Like most pet owners in rural areas, I habitually let the dog out for a short time after getting up in the morning. The cat seems to enjoy being outside too, so I often let him out at the same time, though only on a string. I had just put the cat back inside when Utah (the dog) went off, barking like I'd never heard him bark before. It was hard to believe such a big noise was coming from a small dog. He was standing on snowbank beside the house, hackles raised, trying to look bigger than his 28 pounds, sounding like a german shepard. By the time I got the cat indoors and walked back to see what was up, he had advanced about 10 feet from house, still barking and growling.
I looked across the yard and there was a smallish grey and white wolf, standing at the edge of the woods, about 60 feet away. As Utah barked, and I called him to the the house, it backed away and calmly walked off into woods. The dog had the sense to come when he was called and not go roaring after his wild cousin. This is the same dog that was chased and almost caught by a wolf a last winter.

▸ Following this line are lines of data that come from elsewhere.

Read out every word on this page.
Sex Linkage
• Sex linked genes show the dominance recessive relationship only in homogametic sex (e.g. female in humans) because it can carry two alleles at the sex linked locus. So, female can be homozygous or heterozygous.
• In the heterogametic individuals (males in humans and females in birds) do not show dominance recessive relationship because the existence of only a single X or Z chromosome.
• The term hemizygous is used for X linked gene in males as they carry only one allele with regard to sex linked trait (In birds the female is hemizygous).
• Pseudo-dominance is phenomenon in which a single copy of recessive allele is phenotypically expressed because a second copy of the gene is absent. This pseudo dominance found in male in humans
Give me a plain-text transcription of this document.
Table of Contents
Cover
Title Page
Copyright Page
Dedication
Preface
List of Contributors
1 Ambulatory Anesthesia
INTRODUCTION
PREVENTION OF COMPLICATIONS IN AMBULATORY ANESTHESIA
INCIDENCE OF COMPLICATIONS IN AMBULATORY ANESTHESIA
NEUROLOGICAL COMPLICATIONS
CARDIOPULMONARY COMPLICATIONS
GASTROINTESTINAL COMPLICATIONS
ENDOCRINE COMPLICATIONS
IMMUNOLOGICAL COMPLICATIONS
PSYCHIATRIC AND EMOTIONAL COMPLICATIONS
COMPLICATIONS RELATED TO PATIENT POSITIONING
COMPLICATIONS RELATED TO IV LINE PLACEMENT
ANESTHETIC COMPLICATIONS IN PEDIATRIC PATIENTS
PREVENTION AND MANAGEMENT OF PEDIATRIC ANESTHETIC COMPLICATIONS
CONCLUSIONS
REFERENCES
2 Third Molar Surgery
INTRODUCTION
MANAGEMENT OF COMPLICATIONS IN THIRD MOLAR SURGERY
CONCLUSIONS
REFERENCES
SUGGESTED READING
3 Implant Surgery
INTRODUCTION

Later, we went for a walk. I couldn't see the wolf tracks on the crusty hard snow but Utah's keen nose could certainly smell the trail. We went down the bush road that extends off the end of our road and goes down into the above-mentioned valley. I was standing at the crest of the hill, gazing about, when Utah marched off into the forest, looking very alert. At the same time, I heard an odd mewing sound coming from the same direction. I peered into the fog to saw an unusual creature loping off down the hill. At first I thought it was a huge otter, then maybe a wolverine (which I very well know don't live around here), then it dawned on me that it was a fisher, the largest local member of the weasel family. I'd never seen one before and it looked bigger than the dog! Utah wisely chose not to chase it. He might have a slim chance with a wolf but a giant weasel is quite another thing, especially one that is famous for being one of the few predators that successfully hunts porcupines. Seeing the fisher un-nerved me more than the wolf, as there are many stories, local and elsewhere, of these crafty predators taking house cats. Maybe the cat won't go outside for a while!